Quantos projetos comecei a tocar e fui parando pelo meio do
caminho, faltou perseverança, faltou convicção.
Faltou coerência. Queira chegar logo na janelinha, mas não
queria pagar o preço.
Investir tempo e dedicação na busca dele.
Hoje, alimento o fogo interior. Alimento as coisas que realmente
fazem a diferença e que me dão um sentido, uma vocação de ser o melhor para a
humanidade e não o melhor da humanidade.
Não uma vocação de santo, puro, bam bam bam.
Tenho um monte de coisa a melhorar.
Só procuro naquilo que dá que tenho alçada de decidir, ser
diferente. De romper a cadeia de agressão, frieza, indiferença procurando fazer
a minha parte para que o mundo seja melhor.

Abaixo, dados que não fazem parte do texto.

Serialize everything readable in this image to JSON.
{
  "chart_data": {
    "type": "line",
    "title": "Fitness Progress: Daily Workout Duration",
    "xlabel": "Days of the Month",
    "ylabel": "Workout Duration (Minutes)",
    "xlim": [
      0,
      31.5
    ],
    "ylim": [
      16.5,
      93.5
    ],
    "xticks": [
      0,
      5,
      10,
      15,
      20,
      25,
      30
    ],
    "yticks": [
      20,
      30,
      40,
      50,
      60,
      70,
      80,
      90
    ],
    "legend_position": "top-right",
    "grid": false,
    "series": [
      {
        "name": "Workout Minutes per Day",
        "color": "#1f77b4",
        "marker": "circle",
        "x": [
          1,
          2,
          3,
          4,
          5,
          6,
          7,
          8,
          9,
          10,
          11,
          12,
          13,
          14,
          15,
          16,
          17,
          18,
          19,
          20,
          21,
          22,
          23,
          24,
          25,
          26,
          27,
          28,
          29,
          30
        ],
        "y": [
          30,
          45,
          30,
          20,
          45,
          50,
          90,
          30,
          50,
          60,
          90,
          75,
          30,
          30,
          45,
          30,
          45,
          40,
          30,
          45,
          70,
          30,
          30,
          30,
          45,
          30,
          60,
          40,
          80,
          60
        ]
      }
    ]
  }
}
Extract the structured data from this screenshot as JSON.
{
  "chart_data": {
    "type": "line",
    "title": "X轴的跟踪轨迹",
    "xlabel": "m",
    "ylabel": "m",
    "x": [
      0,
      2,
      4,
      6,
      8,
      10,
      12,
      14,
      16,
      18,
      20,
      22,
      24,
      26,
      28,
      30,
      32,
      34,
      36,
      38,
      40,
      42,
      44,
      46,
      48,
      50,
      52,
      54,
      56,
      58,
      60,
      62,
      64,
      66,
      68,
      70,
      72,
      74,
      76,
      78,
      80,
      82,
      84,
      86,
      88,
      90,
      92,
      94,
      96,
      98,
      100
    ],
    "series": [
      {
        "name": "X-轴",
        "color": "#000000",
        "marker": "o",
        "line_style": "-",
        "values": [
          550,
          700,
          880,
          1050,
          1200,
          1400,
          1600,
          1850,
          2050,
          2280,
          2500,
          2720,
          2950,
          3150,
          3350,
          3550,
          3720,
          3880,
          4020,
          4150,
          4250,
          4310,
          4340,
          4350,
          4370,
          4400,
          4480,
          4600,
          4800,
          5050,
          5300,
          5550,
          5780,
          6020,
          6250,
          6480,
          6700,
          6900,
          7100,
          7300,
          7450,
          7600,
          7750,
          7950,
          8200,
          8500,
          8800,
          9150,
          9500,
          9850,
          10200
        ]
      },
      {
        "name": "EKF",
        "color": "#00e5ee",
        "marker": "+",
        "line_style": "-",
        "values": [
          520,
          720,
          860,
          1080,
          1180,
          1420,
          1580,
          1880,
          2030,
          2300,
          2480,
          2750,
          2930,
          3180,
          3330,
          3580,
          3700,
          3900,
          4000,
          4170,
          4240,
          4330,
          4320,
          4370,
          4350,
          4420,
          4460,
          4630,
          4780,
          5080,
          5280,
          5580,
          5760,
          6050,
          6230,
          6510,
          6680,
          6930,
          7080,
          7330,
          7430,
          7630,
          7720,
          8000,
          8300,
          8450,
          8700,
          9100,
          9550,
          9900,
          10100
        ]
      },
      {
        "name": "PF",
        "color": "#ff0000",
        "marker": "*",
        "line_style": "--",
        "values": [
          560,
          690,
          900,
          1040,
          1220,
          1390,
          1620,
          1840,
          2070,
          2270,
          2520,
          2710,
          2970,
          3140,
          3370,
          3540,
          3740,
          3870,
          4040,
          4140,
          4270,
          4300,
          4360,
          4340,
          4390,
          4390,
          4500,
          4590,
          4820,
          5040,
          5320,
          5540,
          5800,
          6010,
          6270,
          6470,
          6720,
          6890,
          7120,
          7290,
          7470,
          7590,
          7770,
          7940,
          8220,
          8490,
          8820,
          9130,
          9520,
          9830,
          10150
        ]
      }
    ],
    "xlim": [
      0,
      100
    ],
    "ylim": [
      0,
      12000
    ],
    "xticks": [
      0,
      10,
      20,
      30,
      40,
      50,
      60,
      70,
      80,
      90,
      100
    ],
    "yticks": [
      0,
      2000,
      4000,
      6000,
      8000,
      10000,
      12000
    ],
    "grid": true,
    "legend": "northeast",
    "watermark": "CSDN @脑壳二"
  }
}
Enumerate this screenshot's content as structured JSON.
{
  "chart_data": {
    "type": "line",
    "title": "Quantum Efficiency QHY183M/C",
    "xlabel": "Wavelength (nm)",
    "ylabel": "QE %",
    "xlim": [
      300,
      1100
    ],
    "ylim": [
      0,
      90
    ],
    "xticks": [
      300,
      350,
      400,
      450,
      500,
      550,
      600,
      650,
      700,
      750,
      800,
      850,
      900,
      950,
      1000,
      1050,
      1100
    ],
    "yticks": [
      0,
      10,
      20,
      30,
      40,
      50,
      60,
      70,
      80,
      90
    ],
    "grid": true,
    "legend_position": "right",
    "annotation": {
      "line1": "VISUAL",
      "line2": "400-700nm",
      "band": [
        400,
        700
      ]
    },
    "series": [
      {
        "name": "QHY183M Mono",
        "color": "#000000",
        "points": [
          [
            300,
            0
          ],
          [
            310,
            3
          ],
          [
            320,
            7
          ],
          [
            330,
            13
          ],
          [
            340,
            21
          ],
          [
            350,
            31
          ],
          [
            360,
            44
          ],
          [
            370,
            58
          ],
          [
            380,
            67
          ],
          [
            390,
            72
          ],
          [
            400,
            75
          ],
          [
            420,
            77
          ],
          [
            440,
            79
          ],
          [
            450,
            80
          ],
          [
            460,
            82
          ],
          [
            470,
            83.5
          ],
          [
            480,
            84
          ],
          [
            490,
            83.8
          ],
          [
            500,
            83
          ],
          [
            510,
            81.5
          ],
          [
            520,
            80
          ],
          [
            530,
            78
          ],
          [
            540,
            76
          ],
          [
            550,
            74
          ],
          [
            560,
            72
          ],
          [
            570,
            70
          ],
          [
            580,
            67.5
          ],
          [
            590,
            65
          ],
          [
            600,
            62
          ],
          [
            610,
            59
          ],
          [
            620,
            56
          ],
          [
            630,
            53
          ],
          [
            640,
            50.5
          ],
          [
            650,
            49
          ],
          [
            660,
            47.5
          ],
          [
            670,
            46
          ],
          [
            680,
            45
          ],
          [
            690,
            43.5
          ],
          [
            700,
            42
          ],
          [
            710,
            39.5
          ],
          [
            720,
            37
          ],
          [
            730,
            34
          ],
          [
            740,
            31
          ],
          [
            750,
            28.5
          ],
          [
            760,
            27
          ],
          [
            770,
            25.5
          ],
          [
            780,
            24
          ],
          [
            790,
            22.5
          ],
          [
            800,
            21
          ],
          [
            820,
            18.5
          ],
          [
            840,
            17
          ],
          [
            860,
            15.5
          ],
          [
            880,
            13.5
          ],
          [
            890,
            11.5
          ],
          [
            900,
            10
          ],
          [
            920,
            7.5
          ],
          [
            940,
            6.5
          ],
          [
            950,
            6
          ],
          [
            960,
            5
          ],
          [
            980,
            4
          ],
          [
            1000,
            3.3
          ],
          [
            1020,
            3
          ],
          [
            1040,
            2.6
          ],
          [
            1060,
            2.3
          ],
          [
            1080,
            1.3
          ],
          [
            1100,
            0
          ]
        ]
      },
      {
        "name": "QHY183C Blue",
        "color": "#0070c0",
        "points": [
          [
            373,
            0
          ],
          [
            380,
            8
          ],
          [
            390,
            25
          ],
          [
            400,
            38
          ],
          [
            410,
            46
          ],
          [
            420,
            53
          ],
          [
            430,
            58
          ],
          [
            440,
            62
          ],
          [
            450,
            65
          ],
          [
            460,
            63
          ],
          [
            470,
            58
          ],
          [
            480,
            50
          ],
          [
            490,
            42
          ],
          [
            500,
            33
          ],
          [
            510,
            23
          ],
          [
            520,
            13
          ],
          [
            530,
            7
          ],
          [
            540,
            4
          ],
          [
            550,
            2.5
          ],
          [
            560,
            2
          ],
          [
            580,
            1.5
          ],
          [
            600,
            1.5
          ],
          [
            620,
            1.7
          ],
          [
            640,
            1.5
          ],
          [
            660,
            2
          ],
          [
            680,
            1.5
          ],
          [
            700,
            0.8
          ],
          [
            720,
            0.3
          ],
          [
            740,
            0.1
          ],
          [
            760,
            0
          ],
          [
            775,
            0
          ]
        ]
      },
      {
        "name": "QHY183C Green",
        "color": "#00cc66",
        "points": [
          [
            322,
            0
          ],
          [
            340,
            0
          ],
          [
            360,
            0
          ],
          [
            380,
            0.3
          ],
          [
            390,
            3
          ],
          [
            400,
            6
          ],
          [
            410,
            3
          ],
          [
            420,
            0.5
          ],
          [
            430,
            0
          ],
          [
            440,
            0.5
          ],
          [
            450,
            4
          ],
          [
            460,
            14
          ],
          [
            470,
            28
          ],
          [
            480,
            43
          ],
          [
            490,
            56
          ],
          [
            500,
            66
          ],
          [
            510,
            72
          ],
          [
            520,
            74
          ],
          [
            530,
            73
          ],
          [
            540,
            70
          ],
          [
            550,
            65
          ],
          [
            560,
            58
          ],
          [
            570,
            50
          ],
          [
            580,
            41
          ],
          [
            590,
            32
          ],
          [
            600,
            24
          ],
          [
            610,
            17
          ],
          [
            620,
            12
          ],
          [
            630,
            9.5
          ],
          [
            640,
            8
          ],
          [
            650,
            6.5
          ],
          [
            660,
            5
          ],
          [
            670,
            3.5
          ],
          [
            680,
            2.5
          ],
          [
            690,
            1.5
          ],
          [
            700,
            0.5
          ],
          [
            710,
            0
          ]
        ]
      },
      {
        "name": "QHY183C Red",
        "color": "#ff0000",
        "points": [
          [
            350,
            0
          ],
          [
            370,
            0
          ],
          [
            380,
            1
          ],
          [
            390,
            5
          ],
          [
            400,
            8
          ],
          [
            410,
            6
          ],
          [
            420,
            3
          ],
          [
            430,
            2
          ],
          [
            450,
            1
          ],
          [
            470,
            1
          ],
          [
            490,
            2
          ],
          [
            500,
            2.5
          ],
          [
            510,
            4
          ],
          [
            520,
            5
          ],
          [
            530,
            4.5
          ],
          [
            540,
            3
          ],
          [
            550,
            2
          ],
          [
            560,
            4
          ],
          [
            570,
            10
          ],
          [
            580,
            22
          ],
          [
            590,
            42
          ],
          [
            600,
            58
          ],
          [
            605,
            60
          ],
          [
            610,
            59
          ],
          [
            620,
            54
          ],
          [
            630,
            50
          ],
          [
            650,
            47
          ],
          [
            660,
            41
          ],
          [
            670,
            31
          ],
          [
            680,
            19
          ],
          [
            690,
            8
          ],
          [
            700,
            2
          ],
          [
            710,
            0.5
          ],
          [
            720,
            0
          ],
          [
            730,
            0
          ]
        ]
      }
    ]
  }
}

Todos podem ser diferentes, evitando reproduzir um modelo de
sociedade baseado apenas no acúmulo de bens, desumanidade, vaidade e disputa
por poder.
Alimento meu fogo de camiseta velha que arde no meu
interior. Aproveito enquanto ele arde para acender outras chamas, mais perenes:
as chamas dos valores.
Se você tiver algo que lhe acenda por dentro, que lhe dê
alegria e esperança, curta de montão.
Aproveite esta chama, mais perene, para que ela molde seu
ser e te incendeie por conta própria.
Um dia ela também poderá fenecer, mas já cumpriu a missão:
produziu em ti um fogo duradouro.
Bem aventuradas todas as causas e pessoas que nos tocam de
uma forma tão profunda, que incendeiam e iluminam as profundezas de nosso
interior, fazendo novas todas as coisas.
Bem aventuradas as camisetas velhas, embebidas em gasolina,
que viram tochas e aquecem nossa lenha interior.
E só terminam sua missão quando percebem que por nós mesmos,
já caminhamos sozinhos.
Já gerimos nossa autocombustão, em prol de objetivos
pessoais ou coletivos.
Acho que todos os pais e mães são como aquela camisa
embebida em gasolina. Alguns amigos e familiares também.
Para eles, o meu obrigado por ter em algum momento ajudando
a acender o meu ser. Em mim ficaram as suas labaredas, a de vocês que me amaram
primeiro sem esperar nada em troca.
Não falei ainda da importância do fósforo que acendeu a tocha.
Em meu viver, em diferentes ocasiões, este fósforo foi o Espírito Santo.
Que Ele esteja presente no acender de sua chama também.